Card: Kelleher's 7th and final Topps card.
Pic: After seeing the way Kelleher is holding the bat I'm beginning to understand why he never hit a home run.
I'm pretty sure that Kelleher knows how to lay down a bunt, but the photo makes me wonder.
Player: Mick Kelleher made his debut with the Cardinals in 1972 and batted .159 in 63 at bats. The next year he had similar results (.184) in 38 at bats.bats. The young shortstop was sold to the Astros where he continued hit below .200 and was sold back to the Cards after the '74 season. He spent all but four games in AAA in 1975 and was then traded to the Cubs for Vic Harris.
Kelleher then had what would be the closest thing to a starting job during his career in 1976. He played 124 games primarily at SS/3B and batted .228/.264/.270 in 337 at bats. He then spent the '77-'80 seasons as a utility infielder with less than 150 at bats each year. Kelleher was used primarily as a defensive replacement and batted .230, .253, .254, and .146 over this stretch.
Kelleher was sold to the Tigers where he hit .221 filling in across the infield in 61 games in '81. He appeared in two games for Detroit before being sold to the Angels in '82. He hit only .160 for the season.
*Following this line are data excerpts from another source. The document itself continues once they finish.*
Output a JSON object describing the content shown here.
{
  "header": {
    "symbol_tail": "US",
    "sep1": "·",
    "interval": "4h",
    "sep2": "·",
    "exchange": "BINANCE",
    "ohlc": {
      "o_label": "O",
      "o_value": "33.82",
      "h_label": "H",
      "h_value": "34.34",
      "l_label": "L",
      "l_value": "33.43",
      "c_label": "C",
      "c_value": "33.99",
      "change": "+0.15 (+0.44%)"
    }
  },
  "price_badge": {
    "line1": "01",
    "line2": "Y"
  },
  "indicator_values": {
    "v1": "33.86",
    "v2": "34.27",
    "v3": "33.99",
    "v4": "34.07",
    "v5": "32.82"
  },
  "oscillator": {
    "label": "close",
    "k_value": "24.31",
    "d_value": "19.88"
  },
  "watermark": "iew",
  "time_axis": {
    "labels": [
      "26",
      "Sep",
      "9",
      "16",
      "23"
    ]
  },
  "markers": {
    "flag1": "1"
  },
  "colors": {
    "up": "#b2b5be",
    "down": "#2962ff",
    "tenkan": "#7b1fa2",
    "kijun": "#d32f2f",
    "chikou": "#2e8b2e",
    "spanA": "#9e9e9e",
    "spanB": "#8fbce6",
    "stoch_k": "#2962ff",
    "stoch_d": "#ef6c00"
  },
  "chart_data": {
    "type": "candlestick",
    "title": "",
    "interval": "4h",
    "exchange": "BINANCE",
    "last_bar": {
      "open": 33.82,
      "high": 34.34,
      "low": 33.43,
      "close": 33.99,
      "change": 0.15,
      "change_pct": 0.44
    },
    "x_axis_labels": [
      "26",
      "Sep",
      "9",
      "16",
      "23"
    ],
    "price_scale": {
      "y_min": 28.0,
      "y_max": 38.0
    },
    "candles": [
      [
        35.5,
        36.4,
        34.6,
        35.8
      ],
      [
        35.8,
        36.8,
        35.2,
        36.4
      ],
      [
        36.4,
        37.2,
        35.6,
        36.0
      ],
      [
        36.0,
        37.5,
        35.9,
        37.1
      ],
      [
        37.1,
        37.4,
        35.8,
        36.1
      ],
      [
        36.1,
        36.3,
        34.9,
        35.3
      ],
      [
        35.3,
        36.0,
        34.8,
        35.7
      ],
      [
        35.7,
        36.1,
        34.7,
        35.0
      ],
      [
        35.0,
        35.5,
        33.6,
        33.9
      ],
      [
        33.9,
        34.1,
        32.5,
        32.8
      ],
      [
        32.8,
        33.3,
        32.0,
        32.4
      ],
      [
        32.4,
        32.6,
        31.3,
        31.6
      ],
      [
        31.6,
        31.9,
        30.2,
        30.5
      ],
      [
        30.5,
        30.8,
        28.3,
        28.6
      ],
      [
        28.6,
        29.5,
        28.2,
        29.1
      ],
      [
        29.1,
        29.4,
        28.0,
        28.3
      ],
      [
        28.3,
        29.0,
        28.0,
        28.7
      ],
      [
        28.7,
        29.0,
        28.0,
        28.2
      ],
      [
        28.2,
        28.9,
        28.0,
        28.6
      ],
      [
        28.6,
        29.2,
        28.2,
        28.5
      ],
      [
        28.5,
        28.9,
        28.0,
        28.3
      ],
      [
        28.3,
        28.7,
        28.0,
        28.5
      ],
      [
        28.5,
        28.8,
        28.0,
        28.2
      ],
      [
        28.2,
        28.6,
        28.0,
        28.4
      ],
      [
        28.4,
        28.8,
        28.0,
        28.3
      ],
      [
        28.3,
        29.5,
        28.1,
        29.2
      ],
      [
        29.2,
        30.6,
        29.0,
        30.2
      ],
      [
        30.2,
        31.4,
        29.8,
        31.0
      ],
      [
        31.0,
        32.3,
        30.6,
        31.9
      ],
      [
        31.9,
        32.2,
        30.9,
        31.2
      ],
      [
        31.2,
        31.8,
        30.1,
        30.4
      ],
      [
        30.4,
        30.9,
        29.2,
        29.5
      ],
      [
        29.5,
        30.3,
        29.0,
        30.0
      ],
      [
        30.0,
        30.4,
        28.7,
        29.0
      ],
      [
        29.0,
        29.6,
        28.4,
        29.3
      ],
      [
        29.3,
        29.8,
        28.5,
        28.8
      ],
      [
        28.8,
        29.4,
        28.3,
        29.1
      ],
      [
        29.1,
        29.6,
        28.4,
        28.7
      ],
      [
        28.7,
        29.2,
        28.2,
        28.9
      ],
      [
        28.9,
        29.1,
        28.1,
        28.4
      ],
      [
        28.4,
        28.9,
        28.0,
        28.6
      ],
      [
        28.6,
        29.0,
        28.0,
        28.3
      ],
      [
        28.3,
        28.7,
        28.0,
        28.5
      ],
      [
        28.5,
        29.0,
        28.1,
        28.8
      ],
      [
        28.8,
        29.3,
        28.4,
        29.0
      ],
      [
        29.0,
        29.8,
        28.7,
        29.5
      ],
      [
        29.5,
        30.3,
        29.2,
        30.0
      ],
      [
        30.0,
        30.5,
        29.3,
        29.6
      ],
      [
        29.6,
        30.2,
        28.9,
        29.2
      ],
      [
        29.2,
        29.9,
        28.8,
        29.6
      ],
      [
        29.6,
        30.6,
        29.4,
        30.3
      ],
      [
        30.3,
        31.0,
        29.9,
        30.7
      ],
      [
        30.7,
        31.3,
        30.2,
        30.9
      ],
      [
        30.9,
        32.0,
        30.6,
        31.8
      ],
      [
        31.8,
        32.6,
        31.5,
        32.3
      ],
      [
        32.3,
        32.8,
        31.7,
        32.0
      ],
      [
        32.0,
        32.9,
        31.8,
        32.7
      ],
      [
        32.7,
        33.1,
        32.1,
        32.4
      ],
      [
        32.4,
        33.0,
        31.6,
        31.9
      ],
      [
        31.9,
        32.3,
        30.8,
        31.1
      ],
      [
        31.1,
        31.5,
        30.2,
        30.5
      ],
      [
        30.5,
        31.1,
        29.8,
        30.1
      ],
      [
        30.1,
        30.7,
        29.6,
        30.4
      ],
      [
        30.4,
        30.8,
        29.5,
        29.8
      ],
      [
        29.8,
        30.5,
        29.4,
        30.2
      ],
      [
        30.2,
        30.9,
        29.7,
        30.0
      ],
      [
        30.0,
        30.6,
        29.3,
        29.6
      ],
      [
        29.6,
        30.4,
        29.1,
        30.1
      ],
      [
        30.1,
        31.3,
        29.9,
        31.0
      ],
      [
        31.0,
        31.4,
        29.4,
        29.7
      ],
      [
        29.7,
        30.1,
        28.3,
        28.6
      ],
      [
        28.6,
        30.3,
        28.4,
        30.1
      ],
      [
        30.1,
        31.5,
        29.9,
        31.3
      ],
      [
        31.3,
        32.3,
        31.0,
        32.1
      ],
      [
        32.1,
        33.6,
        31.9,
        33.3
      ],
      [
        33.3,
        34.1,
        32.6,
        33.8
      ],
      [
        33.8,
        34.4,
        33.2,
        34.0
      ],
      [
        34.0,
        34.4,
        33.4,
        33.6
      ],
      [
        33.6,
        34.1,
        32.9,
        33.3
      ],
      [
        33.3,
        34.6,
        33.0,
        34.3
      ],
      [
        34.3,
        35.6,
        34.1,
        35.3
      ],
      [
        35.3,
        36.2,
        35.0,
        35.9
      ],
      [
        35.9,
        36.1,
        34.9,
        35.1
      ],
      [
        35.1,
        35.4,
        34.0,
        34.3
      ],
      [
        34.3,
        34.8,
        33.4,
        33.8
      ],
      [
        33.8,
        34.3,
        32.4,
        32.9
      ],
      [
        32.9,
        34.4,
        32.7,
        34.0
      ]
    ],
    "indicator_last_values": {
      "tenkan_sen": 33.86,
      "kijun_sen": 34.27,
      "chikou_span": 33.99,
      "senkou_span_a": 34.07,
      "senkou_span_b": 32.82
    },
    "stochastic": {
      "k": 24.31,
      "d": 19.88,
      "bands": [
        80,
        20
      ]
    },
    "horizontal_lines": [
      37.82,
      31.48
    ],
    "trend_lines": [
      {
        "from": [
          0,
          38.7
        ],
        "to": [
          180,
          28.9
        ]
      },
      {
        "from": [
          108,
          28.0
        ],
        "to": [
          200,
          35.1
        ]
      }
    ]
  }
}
Kelleher spent all of '83 at AAA and retired.
Kelleher is currently the first base coach for the Yankees after previously working in the Tigers and Pirates organizations.
Flipside: That is quite a highlight if you consider he had only 8 hits and 9 runs on the year.
These are Kelleher's career stats. According to his Wikipedia page he is the most recent position player to retire without a home run in 1,000+ at bats.
Oddball: Kelleher moved up several weight classes to brawl with Dave Kingman during an August 7, 1977 game. Kelleher jumped on King Kong after a take out slide at second base. You can read more and watch a brief interview on the subject here from Johngy's Beat.
History: Kelleher was was the consummate good glove / poor hitting infielder. While he was universally regarded as a great fielder, it's a rare to come across an eleven-year veteran with a career WAR of -4.3 (Baseball Reference).